IT COST commission says feds could save $5.8 billion on IT

A joint private-public commission, IT COST, recently offered 21 recommendations to improve transparency, reduce waste and increase the efficiency of IT spending within federal agencies.

green collage of money and government buildings

The federal government is expected to spend nearly $90 billion on IT this year, yet transparency into how that money is spent and benchmarking to verify how well it’s spent have been has been hard to come by.

Last year, the IT Cost, Opportunity, Strategy and Transparency (IT COST) commission was formed, bringing together private and public sector IT leaders to create recommendations for better understanding and managing federal IT spending. Created by the Technology Business Management Council (TBM), IT COST’s goal was to adapt TBM’s taxonomy and toolkit for Fortune 500 IT spending for a government audience.

The council began meeting monthly last April and in late July of this year presented its report at the U.S. General Services Administration. The group presented 21 recommendations including a defined set of best practices and standards for federal CIOs to improve transparency, reduce waste and increase the efficiency of IT spending. The report is a response to the Federal IT Acquisition Reform Act (FITARA) of 2014, which paved the way for new efforts to control spending by creating requirements for improving acquisition and operation of Federal IT assets. FITARA gives agency CIOs more authority over IT resources throughout their agencies, with a goal of greater cost transparency, efficiency and cost savings.
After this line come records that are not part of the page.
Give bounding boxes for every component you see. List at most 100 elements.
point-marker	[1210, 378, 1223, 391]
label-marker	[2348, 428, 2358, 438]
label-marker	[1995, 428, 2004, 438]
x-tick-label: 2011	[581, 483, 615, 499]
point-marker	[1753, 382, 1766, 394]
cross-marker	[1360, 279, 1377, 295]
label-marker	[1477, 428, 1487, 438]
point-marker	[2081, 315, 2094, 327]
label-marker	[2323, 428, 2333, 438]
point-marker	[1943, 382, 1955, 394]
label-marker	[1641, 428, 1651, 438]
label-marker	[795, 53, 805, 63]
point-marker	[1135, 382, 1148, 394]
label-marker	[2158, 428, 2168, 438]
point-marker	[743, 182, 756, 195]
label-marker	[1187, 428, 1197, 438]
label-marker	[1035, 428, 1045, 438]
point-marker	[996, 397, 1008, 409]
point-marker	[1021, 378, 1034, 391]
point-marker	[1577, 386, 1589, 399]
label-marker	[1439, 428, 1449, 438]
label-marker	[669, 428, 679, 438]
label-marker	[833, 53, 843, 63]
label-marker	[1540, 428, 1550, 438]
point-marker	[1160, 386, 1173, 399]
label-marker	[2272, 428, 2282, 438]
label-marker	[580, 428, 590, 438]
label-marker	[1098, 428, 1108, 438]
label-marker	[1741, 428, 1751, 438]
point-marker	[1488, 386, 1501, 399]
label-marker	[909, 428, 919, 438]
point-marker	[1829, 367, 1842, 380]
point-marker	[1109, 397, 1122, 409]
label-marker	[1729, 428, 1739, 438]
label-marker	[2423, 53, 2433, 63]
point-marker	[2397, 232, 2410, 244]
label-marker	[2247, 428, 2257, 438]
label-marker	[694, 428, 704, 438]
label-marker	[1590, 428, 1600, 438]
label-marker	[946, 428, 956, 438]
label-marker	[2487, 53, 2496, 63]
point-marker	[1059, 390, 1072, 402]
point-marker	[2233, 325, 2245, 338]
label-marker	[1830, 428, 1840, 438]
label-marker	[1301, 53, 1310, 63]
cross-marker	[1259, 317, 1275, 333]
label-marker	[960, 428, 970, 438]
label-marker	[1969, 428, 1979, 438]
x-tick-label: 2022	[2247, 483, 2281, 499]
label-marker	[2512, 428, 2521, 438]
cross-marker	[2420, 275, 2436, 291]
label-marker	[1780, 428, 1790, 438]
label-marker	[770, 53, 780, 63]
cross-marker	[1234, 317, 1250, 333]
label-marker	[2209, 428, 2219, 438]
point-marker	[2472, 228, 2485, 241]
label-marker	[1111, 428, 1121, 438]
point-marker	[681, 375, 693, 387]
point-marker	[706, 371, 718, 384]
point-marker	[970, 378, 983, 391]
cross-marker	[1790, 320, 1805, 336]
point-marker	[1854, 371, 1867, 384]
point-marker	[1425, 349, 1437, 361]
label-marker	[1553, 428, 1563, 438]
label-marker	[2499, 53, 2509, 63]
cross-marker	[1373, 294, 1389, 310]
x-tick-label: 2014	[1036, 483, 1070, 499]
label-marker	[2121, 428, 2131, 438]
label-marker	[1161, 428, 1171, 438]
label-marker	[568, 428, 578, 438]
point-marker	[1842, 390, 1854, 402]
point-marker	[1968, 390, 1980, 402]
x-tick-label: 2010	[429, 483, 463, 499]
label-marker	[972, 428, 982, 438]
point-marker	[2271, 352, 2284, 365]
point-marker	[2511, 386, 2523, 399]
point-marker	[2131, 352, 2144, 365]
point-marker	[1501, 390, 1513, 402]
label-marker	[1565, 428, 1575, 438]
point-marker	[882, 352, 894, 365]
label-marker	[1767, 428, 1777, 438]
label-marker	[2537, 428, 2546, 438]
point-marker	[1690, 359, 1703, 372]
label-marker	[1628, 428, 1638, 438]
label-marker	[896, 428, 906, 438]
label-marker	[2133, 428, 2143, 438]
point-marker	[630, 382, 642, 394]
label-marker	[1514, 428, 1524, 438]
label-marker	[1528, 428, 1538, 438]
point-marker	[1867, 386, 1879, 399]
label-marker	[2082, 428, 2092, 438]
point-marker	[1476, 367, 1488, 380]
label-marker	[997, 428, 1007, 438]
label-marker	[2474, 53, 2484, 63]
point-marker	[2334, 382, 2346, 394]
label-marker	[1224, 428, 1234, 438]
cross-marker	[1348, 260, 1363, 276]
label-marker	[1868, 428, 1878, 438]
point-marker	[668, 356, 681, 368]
[ Related: Federal CIOs embrace IT reform, but struggle to move forward ]

IT COSTS’s report estimated that the U.S. government could save $5.8 billion a year while improving efficiency and modernizing systems if these recommendations are followed. GSA CIO David Shive said on his blog in advance of the meeting with IT COST that the TBM approach will be critical to “delivering better value and savings for our customer agencies, making a more sustainable government and leading with innovation.” talked to Todd Lavieri, president of Information Services Group, one of six private-sector partners named to the IT COST Commission, about the process of developing the report, the biggest opportunities for improving federal IT spending, and the two big areas in which federal IT has the private sector beat. What was involved in arriving at these recommendations over the past year?

Todd Lavieri, president, Information Services Group: The development of 21 recommendations as provided in the IT COST Commission Report was achieved through the collective effort of four separate workstreams. Each workstream team is a mix of private sector experts and partners with public sector representatives.

The “fact” workstream defined a common cost taxonomy for all federal IT cost identification, estimation and reporting. The “IT investment framework” worksteam focused on understanding the costs of capabilities, activities, deliverables and supporting services by IT investment. The “financial framework” workstream focused on understanding aggregated cost and colors of money of IT capabilities and supporting services. The “federal policy and data requirements” workstream summarized all summarize all federal policy, standards, guidelines, circulars and data and reporting requirements related to IT costs.

ISG focused on the Financial Framework workstream to define a set of recommended federal TBM metrics and potential benchmarking opportunities (both inter-agency and against non-government organizations) in collaboration with the GSA and the Department of Interior.

Each workstream met as a separate project team throughout the course of November 2015 to March 2016 and came together as a collective team for a formal readout in May 2016 in Washington, DC. The final Report was issued in July. Is difficult to apply private sector IT best practices to federal IT?

Lavieri: The financial framework workstream that we led had two primary goals: develop a framework for TBM metric and benchmarking activities, and recommend an initial set of metrics for use facilitating governmental and commercial comparisons.

Given ISG’s breadth and depth of commercial metrics available based on our experience working with clients on benchmarking and sourcing transactions, it was a straightforward exercise for our team to pool together an initial mix of metrics that we find most valuable for our clients. The TBM taxonomy (an approach to aggregating IT financial and operational data), is based on the standard taxonomies that ISG uses to produce benchmarking studies and prepare sourcing transactions for our clients. The major outlier in the Federal government environment is the proper treatment of ‘colors of money’ within the TBM data and processes.

We were challenged at one point that there are ‘significant reporting’ requirements due to federal laws and regulatory practices that can drive IT costs. We reminded the members that there are also very significant reporting needs in the private sector due to federal laws and regulation as well—comparatively more for each private entity as a matter of course, especially small and midsized businesses. The IT COST Commission declared that the federal government could save nearly $6 billion by applying these recommendations. Was that more or less savings than you expected.

Lavieri: At the outset of aligning the IT COST commission, there were no real preconceived notions on the savings potential that a TBM taxonomy could potentially unveil. Based upon the approach in determining potential economic impacts provided by insight from the TBM Council, the $6 billion estimate comes out on the conservative side of their analysis.